For more than half an hour, I waited in the lobby for her to show up, and then, feeling worse and worse, as I was about to head back upstairs to stash that bag away in a drawer (I never found out just what it might have contained) this fine-looking black woman in a Red Riding Hood outfit came up to me, asking, “Are you Sid’s friend?”
“Yeah.”
“Well, do you have that thing for me?”
“Sure.”
When I handed the bag over, she made happy noises like “Uh, umm” and said, “Yessiree,” feeling it through her gloves. Then, as if she hadn’t another moment in the world, she took off. “You have a nice Christmas,” she called out, turning back to look at me, going to wherever she happened to be going.
The weather had gotten even more bleakly cold in the meantime, a frigid sleet falling, the curbs flowing with sludge, and on such a moonless night the “canyon” of that famous neighborhood—the Empire State Building was just a ten-minute walk away—went floating in an ethereal India-ink black and blue darkness that seemed to both stretch into every direction and at the same time cut right into you to the bones; it was the kind of evening when even the Christmas lights that you saw blinking in store and barroom windows began to bleed tears through the gathering frost on the panes, when not even the sidewalk Santas on the corners of Sixth Avenue, ringing their bells merrily, could work their magic on you.
Somehow, in the same way I had dragged myself to the office that morning, I dragged myself uptown. Climbing out the subway station, at Seventy-ninth, into a Manhattan night when most people resembled shadows, the Edward Hopper yellow-lit windows of the Guys and Dolls Pool Hall seeming to float in midair above Broadway, I couldn’t wait to change into warm clothes, eat some hot something, and collap
se into bed to watch TV, while my wife, as was her habit, sat on the floor in a negligee, playing solitaire.
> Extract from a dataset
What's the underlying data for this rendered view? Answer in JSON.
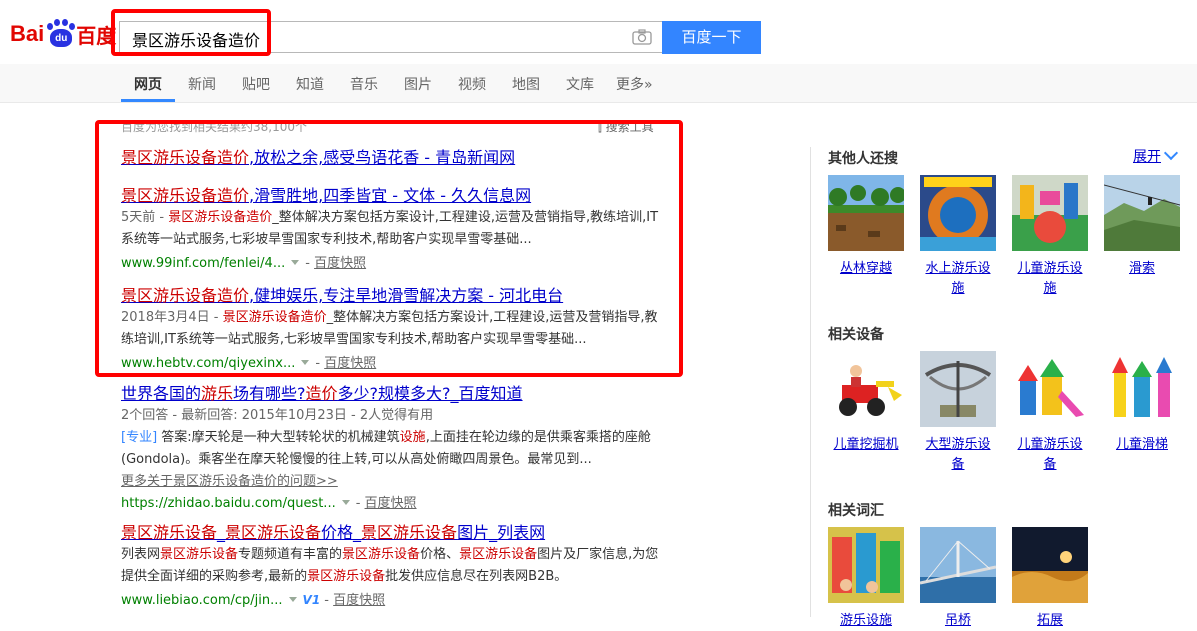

We lived on the fifth floor (apartment 5I), and as soon as the elevator doors opened, I experienced the strangest intuition that something had changed. Coughing, sweating up a storm, I rang the bell, expecting her to answer—in the old days, she’d quickly welcome me inside—but this time I opened the door to complete darkness. Putting the lights on and taking a quick look around, I could see that just about everything had been cleared out of the apartment, save a futon on the floor, a few blankets and pillows, a small black-and-white TV, and two lamps, as well as some of my things, piled carefully in a corner: typewriter, books, guitar. Shreds of paper and pieces of nylon rope lay scattered here and there on the floors, as well as some old issues of Backstage and Variety newspapers; plastic garbage bags, filled with her random castaways, lay in the corner; in the kitchen, all the wedding-present cutlery and plates were gone, even a wall clock, but at least some food remained in the refrigerator. A note, addressed to me, apologizing for the way things had played out, had been left on a windowsill.
Oddly enough, suddenly freed up, after an increasingly fallow period of writing, and without much of anything better to do with myself, and after hearing for so long the opinion that the last thing in the world I could ever be was a writer, I started finding my feet in that regard again.